奈央。翔子。圭介。俺の順で横に座る。ケージはいま翔子の膝の上にあって、奈央と翔子が代わる代わる小窓を覗いている。早速、圭介に気になることを訊いてみた。
「奈央たちが傷つくって、どういうことだ」
「もし知ってしまったら、ということだ。知らなければ何の問題もない」
「あ、そう。問題ないのか」
じゃ、なぜ俺はここにいる。話題を変えた。
「奈央、この件にいやに熱心だよな。最初、関心なさげだったのにな。図書室でも必死に探してたし」
「たぶん、この仔猫を飼いたいんだよ」
え。そうなのか。そんなこと言ってたか。
「だけど家の事情で飼えない。だから、最初に仔猫が持ち込まれたとき、あえて近づかなかった」
そういえば、そうだった。クラスのリーダー的存在の奈央なら、真っ先に行って、仕切ろうとしてもよかった。
「俺ん家みたいに、親が動物嫌いとか」
「奈央の家、何やってる?」
「レストラン」
夫婦で洋食屋をやっている。時々、うちの家族も行く。オムライスがうまい。
「気にしない客は気にしないが、食べ物屋にペットがいるのを非衛生的と思う客もいる」
「ああ、なるほど」
圭介、翔子越しに奈央を見る。奈央はケージの小窓に顔をくっつけるように近づけて笑っていた。

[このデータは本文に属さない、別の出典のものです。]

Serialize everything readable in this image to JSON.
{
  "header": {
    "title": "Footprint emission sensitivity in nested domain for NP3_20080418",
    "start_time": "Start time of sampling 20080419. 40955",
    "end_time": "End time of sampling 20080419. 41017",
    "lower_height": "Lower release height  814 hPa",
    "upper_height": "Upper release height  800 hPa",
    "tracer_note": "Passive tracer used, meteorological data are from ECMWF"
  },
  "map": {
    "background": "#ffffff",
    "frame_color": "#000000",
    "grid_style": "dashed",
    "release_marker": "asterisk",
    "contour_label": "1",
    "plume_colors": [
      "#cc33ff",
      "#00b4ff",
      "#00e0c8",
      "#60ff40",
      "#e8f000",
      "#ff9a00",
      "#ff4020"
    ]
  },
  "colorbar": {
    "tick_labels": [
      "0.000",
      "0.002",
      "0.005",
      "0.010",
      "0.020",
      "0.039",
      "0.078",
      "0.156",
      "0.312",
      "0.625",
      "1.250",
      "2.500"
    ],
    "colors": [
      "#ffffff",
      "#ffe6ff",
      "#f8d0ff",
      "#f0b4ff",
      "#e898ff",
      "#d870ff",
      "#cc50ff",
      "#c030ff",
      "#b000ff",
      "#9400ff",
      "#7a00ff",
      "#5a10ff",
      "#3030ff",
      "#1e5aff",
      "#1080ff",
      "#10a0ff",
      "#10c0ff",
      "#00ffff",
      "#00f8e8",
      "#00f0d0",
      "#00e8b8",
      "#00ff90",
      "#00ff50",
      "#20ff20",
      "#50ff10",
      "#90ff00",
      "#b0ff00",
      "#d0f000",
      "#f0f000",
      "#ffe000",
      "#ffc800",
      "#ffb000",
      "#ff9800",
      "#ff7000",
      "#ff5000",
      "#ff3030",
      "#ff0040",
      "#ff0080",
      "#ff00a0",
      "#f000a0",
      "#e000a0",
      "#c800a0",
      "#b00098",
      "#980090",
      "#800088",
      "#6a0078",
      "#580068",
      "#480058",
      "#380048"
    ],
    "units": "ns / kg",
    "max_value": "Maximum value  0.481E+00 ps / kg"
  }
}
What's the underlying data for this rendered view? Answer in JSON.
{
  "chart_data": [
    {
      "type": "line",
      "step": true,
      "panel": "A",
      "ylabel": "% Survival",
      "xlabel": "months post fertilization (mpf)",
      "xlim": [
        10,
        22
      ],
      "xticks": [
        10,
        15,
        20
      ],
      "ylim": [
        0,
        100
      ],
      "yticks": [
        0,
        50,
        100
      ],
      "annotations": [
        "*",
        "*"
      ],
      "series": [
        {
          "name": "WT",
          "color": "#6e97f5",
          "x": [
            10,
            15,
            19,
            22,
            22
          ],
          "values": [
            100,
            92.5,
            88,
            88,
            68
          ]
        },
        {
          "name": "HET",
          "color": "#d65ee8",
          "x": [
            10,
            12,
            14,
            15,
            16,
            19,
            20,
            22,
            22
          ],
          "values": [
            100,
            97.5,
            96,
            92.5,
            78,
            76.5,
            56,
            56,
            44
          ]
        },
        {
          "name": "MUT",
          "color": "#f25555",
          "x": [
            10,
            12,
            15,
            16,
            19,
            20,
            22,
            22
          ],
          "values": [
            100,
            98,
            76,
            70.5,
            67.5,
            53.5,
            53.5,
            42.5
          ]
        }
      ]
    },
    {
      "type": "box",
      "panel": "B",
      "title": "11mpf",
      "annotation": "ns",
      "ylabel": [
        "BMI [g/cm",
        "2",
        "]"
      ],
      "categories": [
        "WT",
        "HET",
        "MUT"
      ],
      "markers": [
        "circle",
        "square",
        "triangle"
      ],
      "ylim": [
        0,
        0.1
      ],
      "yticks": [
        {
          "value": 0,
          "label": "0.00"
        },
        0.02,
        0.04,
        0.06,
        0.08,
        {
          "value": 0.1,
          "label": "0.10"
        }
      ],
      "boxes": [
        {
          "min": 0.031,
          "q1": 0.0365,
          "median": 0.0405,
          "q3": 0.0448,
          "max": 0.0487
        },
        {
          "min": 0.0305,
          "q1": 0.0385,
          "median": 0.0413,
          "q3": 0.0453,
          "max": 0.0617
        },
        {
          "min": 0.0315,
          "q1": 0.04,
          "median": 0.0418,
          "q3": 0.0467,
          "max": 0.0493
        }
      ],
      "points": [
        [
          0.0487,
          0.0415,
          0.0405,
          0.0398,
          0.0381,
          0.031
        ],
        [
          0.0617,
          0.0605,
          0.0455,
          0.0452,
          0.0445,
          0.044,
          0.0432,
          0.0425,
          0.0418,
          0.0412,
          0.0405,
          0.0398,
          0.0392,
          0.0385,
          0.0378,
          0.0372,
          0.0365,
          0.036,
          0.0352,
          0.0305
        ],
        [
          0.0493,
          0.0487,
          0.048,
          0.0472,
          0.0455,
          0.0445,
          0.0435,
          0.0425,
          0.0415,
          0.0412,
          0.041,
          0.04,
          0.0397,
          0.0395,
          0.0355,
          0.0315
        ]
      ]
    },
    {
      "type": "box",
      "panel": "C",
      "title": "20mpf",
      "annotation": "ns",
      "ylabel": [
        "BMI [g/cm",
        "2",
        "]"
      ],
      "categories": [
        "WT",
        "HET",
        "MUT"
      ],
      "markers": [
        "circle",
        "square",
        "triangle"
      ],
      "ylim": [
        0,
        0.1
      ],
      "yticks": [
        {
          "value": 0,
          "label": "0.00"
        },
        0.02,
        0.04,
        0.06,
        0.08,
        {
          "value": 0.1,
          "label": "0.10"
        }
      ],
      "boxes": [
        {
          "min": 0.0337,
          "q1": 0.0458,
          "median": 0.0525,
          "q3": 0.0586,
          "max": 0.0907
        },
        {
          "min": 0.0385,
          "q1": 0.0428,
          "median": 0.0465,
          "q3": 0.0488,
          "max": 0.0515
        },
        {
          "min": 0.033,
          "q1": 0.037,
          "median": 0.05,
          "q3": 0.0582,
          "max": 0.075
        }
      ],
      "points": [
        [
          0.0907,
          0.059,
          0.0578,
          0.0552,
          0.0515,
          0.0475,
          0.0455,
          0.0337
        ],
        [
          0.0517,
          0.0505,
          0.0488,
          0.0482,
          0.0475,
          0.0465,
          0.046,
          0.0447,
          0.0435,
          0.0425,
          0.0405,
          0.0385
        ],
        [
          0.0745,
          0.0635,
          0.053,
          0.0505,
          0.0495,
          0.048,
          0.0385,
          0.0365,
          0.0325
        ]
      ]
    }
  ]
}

駅を降りると、雨はほとんど上がっていた。女子二人、その後ろに男子二人、並んで歩く。仔猫のケージを持つといったが、女子組は、自分たちで持ちたいと言った。別れがたいんだろう。
「子供だけで行って大丈夫か」
ちょっと心配になって訊いた。
「大丈夫だそうだ。大人が書く書類があれば、もらって後で郵送する。とりあえず今日の目的は、仔猫を預かってもらうことだ」
「そうか。ところで、その団体大丈夫か」
「大丈夫だ。気になってHPを開けてみた。猫の扱いも丁寧だし、衛生管理、健康管理もしっかりしている。里親になって猫をもらっても基本的には無料だ」
「金を取る団体もあるのか」
「譲渡金と称して、10万単位で要求する団体もある」
「10万! そんなに取るのか」
「この団体じゃない。そういう団体もあると言うことだ」
「猫を渡すだけだろ。何でそんなにいるんだ」
「感染症の確認とか、不妊手術とか、飼育期間中の餌代とか」
「にしても高すぎないか」
「要は、商売にしてると言うことだ。だが、本人たちは必要経費だと信じている。安心しろ。今日、行くところは、そういうところじゃない。じゃないが、違った意味で面倒かもしれない」
「どんな」
「里親になる条件が、とても厳しい。飼育条件を確かめに、家庭訪問までするらしい。それも譲渡して半年くらいまで。そこで日々の飼育状況にも、細かいチェックがはいるとのことだ」
「へえ。そんな細かかったら、なかなかマッチング成立しないんじゃねえの」
それについて、圭介は何も言わなかった。